Farida Khelfa

Un article de Wikipédia, l'encyclopédie libre.
Aller à : navigation, rechercher

Farida Khelfa

Naissance 1962
Vénissieux
Nationalité Drapeau de la France France
Profession Mannequin
Actrice
Films notables Les Keufs
Paris
Neuilly sa mère !

Farida Khelfa, née en 1962 à Vénissieux (Rhône), est une actrice et réalisatrice de documentaires française, ancien mannequin. Habituée des nuits du Palace dans les années 1980, elle devient mannequin grâce au Couturier Jean Paul Gaultier jusqu'en 1993, travaille avec Azzedine Alaïa et Jean-Paul Goude, mais également actrice durant cinq ans jusqu'en 1990, date à laquelle elle suspend ses activités cinématographiques pour les reprendre seize ans plus tard. Elle est également active à la télévision après les années 2000, que ce soit dans des téléfilms, ou pour la réalisation de reportages.

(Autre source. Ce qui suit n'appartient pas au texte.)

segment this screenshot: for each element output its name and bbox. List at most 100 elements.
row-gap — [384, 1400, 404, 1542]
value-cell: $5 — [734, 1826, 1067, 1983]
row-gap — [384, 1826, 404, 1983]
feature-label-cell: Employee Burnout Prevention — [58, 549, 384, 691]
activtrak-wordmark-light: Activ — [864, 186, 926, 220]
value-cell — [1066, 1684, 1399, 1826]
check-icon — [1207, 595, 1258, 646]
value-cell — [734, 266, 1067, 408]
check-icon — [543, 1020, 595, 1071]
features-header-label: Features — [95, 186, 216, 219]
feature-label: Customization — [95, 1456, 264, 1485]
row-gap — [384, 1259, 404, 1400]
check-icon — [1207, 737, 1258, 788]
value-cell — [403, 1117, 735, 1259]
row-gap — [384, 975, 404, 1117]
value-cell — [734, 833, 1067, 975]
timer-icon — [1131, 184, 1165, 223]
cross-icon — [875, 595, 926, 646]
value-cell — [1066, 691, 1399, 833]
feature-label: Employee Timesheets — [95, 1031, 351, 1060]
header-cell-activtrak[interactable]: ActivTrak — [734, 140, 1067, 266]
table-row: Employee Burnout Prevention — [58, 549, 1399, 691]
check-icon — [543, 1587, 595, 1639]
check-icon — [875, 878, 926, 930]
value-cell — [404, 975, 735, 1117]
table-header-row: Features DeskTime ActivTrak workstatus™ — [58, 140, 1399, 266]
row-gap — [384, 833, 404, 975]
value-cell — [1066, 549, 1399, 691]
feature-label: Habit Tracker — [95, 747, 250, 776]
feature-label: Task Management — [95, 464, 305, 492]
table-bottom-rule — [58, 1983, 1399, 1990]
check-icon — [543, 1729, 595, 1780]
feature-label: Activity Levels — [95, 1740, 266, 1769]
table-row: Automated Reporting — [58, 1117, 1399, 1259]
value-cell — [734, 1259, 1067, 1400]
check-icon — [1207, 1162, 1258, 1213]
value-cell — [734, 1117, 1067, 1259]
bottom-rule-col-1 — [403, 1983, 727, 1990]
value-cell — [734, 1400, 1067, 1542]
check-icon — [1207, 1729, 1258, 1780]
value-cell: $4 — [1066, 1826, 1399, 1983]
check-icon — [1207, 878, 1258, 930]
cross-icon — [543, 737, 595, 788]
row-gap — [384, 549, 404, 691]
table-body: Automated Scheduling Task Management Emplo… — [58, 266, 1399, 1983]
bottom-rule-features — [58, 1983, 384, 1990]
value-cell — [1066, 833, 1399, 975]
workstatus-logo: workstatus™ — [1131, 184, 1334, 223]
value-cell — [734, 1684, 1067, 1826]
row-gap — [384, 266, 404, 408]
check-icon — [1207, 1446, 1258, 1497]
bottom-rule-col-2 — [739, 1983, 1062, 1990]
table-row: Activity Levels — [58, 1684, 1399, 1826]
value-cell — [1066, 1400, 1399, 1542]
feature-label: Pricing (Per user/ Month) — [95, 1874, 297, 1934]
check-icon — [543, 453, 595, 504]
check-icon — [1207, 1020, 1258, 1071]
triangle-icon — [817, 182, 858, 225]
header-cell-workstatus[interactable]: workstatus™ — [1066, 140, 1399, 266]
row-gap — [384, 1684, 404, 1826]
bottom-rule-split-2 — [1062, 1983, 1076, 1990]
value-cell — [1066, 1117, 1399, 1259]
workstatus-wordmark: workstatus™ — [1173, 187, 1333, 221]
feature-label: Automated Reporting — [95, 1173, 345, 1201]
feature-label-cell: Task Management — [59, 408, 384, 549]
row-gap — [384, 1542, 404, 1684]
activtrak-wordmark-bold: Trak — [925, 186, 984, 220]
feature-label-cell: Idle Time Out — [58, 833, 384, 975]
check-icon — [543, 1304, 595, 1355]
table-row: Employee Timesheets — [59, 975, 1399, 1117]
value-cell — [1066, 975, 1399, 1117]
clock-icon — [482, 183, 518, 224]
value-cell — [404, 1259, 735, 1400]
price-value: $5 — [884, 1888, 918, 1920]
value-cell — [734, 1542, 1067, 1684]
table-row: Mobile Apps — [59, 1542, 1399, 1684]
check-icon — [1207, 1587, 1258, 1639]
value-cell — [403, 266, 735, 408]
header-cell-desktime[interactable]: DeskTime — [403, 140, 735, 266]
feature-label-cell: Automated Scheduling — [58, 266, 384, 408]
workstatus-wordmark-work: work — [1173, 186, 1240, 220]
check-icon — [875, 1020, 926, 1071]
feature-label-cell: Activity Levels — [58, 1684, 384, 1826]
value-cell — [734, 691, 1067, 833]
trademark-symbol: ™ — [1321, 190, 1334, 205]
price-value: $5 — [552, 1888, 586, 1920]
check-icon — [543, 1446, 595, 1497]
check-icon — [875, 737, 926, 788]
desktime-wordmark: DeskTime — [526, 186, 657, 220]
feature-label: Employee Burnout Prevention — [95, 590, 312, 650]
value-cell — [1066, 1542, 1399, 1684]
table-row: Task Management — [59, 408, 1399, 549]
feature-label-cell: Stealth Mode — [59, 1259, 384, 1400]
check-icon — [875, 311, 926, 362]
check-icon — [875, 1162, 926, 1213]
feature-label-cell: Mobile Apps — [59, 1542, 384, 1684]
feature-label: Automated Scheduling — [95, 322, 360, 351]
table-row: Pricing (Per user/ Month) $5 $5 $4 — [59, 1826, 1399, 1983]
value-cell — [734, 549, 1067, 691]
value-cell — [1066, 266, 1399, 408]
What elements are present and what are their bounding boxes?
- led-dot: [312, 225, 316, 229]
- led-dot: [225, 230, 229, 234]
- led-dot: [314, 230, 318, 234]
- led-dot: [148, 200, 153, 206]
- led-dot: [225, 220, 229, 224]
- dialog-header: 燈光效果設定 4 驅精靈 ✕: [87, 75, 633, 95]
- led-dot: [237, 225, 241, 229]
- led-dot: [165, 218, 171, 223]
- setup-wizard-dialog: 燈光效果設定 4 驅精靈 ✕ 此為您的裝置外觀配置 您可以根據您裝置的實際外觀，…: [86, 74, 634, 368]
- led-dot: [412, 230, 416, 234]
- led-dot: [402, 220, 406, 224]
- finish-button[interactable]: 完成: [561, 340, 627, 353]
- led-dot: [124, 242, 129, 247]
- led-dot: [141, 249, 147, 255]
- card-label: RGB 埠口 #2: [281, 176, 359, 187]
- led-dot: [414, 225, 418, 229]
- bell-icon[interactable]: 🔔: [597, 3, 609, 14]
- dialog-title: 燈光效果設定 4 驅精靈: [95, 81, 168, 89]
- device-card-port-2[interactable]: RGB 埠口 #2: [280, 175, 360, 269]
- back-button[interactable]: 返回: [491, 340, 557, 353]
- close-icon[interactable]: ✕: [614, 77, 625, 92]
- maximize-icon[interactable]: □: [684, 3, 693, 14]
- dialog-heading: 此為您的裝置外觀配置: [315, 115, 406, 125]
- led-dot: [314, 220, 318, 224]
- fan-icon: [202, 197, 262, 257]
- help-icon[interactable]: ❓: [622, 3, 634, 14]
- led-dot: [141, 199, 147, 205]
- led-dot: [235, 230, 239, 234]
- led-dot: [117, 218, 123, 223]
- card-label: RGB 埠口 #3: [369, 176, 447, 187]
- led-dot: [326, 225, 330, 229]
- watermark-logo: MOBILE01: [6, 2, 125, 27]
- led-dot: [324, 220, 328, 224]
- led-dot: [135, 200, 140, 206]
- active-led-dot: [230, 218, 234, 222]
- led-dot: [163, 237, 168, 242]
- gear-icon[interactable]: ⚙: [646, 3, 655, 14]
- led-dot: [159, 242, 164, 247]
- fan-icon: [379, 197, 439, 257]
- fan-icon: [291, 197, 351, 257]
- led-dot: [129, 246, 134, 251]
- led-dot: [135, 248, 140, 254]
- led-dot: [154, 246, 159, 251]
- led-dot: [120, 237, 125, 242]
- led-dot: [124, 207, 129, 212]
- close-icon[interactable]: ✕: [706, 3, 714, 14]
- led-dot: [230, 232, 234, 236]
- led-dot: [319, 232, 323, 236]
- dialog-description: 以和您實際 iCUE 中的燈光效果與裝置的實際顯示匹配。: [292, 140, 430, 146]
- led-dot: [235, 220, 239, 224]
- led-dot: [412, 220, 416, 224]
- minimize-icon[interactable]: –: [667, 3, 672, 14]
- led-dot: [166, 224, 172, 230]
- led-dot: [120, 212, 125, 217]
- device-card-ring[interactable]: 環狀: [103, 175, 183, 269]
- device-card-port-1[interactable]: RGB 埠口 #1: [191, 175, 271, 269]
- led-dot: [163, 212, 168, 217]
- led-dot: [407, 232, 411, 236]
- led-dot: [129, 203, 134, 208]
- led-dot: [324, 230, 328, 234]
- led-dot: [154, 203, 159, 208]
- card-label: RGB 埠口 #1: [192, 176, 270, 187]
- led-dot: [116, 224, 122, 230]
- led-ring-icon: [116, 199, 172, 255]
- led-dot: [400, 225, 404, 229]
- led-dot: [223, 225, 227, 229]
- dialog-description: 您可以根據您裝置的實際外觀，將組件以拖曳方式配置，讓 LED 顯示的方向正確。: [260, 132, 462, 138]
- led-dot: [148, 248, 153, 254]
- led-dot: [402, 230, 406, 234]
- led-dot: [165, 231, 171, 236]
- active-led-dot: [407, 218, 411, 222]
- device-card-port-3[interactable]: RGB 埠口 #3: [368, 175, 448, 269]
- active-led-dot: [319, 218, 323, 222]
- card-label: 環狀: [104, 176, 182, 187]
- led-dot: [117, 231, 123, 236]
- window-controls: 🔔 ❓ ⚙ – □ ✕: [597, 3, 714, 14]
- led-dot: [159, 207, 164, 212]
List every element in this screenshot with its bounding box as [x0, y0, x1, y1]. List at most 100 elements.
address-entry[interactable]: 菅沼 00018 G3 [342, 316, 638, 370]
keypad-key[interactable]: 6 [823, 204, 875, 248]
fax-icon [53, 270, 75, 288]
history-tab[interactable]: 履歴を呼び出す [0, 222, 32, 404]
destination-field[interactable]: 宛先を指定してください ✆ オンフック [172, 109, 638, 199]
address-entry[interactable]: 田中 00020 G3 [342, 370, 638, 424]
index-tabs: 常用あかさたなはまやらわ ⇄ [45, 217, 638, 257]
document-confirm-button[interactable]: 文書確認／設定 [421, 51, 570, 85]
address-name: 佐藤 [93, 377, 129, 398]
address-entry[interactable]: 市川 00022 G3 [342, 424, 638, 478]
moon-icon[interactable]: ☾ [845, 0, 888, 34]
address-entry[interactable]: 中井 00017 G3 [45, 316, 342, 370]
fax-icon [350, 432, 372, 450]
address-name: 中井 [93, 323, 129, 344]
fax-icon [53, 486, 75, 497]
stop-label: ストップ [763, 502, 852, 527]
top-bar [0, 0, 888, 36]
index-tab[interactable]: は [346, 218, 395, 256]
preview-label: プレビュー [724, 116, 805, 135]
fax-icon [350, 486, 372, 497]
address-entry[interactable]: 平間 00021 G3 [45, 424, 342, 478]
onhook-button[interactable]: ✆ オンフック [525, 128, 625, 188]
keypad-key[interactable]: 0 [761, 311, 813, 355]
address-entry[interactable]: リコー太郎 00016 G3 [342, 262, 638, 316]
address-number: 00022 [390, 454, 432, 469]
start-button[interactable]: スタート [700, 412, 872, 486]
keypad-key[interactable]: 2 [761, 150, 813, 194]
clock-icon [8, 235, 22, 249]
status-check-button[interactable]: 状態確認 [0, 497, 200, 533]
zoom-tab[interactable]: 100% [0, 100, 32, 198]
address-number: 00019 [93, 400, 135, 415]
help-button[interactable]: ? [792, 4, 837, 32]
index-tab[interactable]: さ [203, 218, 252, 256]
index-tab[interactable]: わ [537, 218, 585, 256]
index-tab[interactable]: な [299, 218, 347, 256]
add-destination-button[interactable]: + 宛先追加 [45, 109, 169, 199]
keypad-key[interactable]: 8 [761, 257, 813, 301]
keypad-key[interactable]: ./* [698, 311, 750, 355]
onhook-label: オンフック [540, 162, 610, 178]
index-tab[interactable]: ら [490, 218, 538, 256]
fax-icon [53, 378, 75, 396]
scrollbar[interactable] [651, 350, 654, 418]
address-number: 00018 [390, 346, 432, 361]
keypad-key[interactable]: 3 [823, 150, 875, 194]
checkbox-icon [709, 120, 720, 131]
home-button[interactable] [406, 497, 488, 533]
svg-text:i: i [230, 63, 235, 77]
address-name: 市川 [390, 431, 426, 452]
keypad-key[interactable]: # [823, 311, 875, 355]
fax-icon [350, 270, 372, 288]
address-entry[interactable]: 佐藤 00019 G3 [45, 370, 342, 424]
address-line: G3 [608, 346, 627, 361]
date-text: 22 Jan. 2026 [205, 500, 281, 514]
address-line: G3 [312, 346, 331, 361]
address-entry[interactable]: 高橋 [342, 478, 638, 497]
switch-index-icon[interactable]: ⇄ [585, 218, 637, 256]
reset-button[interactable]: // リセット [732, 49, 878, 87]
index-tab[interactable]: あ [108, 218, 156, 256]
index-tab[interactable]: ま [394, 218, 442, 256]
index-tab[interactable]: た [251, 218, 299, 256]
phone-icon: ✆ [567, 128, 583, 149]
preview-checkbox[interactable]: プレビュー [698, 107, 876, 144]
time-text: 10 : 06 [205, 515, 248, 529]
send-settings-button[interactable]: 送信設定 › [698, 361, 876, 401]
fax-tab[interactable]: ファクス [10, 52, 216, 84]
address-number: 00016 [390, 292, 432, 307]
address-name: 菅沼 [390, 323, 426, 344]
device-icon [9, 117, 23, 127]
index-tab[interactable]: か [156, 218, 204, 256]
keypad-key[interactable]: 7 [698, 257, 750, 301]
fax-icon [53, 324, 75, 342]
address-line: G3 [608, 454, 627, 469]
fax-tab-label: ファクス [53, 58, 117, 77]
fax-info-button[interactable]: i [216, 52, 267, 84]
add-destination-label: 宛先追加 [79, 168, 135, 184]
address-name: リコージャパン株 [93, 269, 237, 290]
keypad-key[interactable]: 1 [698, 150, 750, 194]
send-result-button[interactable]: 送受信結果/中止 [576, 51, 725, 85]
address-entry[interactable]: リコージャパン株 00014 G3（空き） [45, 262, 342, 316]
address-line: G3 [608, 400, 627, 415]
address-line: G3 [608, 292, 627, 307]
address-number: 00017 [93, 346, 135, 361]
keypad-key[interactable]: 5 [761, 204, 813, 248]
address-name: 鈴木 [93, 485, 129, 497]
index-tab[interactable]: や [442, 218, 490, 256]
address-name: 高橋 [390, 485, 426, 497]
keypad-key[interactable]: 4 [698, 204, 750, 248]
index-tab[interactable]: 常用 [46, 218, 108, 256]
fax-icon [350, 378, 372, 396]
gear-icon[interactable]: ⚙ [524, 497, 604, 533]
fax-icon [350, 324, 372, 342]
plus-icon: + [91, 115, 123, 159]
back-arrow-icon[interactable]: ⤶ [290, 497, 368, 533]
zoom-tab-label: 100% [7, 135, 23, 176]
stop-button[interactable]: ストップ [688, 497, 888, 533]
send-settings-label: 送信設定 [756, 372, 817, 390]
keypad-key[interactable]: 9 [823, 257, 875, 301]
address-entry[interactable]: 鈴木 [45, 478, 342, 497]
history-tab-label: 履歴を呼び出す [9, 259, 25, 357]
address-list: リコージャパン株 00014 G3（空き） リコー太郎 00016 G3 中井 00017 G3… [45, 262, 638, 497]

Biographie[modifier | modifier le code]

Farida Khelfa naît en 1962 dans la commune de Vénissieux de parents algériens, dont elle conserve la nationalité[1]. Elle passe sa jeunesse aux Minguettes[2] et décide de rejoindre sa sœur Djemila[n 1] à Paris à l'âge de seize ans. Jusqu'à sa majorité, elle est considérée comme « fugueuse »[3]. Figure du Palace[n 2] dans les années 1980[5], elle y croise ceux qui deviendront ses proches : les couturiers Jean Paul Gaultier (qu'elle avait déjà rencontré en 1979[6]) et Azzedine Alaïa, (« Les deux meilleurs, ceux que je respecte le plus[5] »), ainsi que le chausseur Christian Louboutin[n 3], Arielle Dombasle, Vincent Darré, qui deviendra décorateur par la suite, ou encore le couple de photographes Pierre et Gilles, « tous de milieux sociaux très différents » précise-t-elle[7].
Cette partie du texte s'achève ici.